Curating training data is among the most consequential yet labor-intensive parts of modern AI development: practitioners iteratively propose, implement, evaluate, and revise data policies against noisy benchmark feedback. We ask whether generalist coding agents can automate this data-curation loop. 在现代人工智能开发中，清洗训练数据是最关键但也最耗费人力的环节之一：从业者需要根据嘈杂的基准反馈，反复提出、实施、评估并修订数据策略。我们探讨了通用编程智能体是否能够实现这一数据清洗循环的自动化。

We introduce Curation-Bench, an agent-centric benchmark that fixes the model, training recipe, and evaluation suite while giving agents command-line access to inspect data, implement policies, submit them to a fixed training/evaluation pipeline, and revise. 我们推出了 Curation-Bench，这是一个以智能体为中心的基准测试。它固定了模型、训练方案和评估套件，同时赋予智能体命令行访问权限，使其能够检查数据、实施策略、将其提交至固定的训练/评估流水线，并进行修订。

In a vision-language instruction-tuning instantiation, out-of-the-box agents reach strong published data-selection baselines within ten iterations. However, trajectory analysis reveals a persistent execution-research gap: agents mainly tune local policy variants rather than explore new policy families, even when given strategy guides and paper references. 在视觉-语言指令微调的实例中，现成的智能体在十次迭代内即可达到已发表的强力数据选择基准。然而，轨迹分析揭示了一个持续存在的“执行-研究鸿沟”：即使提供了策略指南和论文参考，智能体主要还是在调整局部的策略变体，而非探索新的策略族。

Scaffolds requiring each iteration to cite, instantiate, and adapt a prior method shift agents toward method-guided exploration. The scaffolded agent autonomously composes — without human design input — a data-selection policy that outperforms strong published baselines at one-tenth their data budget. 通过引入脚手架（Scaffolds），要求智能体在每次迭代中引用、实例化并适配先前的方法，可以引导智能体进行基于方法的探索。

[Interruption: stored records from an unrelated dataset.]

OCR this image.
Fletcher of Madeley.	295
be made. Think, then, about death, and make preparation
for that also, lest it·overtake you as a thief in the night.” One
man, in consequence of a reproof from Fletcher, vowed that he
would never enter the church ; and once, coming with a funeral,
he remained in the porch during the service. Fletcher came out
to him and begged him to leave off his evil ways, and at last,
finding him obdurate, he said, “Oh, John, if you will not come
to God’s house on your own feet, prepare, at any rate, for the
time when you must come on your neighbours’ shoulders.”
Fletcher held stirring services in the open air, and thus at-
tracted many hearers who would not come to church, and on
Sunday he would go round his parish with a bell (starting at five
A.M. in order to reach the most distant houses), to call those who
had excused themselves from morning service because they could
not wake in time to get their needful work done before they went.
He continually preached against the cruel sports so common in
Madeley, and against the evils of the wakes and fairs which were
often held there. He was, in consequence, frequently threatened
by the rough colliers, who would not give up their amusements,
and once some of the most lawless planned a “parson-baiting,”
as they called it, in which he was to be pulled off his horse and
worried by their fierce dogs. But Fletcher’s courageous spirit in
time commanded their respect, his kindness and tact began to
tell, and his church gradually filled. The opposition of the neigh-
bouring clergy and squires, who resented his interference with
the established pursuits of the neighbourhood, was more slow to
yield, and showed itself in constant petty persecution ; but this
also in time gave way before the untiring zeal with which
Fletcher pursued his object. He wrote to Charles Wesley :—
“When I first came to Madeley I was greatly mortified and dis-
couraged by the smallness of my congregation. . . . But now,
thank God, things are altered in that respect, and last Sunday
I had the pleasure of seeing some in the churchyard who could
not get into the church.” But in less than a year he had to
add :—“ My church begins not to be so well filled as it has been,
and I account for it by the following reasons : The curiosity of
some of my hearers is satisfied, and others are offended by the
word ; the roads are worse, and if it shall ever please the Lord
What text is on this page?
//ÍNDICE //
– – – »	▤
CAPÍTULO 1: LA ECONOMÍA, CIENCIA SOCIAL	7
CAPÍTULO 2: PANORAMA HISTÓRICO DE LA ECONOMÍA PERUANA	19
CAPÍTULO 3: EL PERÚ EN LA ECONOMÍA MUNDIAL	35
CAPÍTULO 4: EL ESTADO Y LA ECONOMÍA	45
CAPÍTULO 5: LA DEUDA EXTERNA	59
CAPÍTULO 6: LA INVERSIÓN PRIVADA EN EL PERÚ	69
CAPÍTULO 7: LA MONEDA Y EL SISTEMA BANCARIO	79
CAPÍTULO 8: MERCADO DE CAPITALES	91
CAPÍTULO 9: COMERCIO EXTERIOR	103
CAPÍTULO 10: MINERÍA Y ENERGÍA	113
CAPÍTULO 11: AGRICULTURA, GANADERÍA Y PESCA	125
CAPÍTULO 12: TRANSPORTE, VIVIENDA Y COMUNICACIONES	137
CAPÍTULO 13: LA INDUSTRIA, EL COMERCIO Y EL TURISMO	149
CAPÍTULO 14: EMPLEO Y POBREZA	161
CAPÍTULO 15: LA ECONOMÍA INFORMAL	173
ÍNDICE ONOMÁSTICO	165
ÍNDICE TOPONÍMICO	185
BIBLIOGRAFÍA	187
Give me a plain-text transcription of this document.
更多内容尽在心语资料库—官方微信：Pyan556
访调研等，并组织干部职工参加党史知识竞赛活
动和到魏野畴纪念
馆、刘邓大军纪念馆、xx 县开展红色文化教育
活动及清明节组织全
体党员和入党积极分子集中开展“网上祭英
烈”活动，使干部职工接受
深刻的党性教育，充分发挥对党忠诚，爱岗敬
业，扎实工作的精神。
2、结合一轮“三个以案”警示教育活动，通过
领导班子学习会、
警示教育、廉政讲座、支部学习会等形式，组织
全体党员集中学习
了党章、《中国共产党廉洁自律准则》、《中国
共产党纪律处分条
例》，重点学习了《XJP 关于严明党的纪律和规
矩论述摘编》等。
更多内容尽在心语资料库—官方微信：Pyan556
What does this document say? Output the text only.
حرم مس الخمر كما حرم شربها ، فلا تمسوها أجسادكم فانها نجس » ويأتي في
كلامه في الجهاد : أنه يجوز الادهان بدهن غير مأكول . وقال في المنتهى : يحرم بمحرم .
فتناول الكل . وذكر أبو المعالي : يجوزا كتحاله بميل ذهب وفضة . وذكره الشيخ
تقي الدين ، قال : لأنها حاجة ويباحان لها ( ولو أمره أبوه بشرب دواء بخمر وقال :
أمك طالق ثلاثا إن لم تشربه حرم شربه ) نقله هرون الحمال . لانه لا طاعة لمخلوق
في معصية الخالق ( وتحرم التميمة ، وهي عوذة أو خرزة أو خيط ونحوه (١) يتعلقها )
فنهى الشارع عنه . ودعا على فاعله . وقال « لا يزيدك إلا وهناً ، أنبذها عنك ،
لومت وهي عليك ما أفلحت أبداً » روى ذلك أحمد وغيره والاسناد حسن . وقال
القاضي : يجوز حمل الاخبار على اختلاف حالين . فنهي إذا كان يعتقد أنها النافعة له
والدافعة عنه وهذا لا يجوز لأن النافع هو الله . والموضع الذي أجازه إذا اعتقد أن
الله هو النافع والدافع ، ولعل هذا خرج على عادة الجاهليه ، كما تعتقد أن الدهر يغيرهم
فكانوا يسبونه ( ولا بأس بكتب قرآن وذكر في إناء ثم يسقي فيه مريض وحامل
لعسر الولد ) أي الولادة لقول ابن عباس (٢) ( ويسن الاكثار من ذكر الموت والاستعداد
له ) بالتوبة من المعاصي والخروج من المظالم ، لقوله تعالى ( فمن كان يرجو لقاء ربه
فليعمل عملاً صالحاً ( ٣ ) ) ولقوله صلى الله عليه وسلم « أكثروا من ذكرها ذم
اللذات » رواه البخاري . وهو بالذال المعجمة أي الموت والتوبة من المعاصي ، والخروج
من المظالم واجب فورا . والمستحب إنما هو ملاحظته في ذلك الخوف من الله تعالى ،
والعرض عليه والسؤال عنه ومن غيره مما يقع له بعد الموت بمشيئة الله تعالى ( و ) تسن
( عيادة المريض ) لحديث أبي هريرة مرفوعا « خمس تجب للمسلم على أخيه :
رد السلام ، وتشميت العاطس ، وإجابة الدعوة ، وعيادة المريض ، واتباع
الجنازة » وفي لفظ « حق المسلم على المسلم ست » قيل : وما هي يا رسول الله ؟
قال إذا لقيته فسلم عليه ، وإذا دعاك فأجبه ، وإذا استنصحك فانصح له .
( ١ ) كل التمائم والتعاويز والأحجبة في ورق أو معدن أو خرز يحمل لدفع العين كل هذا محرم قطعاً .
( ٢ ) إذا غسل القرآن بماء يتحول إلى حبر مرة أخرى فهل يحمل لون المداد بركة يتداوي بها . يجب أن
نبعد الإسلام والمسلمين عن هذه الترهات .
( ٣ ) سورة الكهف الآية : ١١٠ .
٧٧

在无需人工设计输入的情况下，这种经过脚手架辅助的智能体能够自主构建出一种数据选择策略，其性能超越了已发表的强力基准，且数据预算仅为后者的十分之一。

Overall, current agents can run the curation loop, but reliable data research requires scaffolded method adaptation, not open-ended prompting alone. Code and benchmark are open-sourced. 总而言之，当前的智能体能够运行数据清洗循环，但可靠的数据研究需要脚手架辅助的方法适配，而不仅仅是开放式的提示词工程。相关代码和基准测试已开源。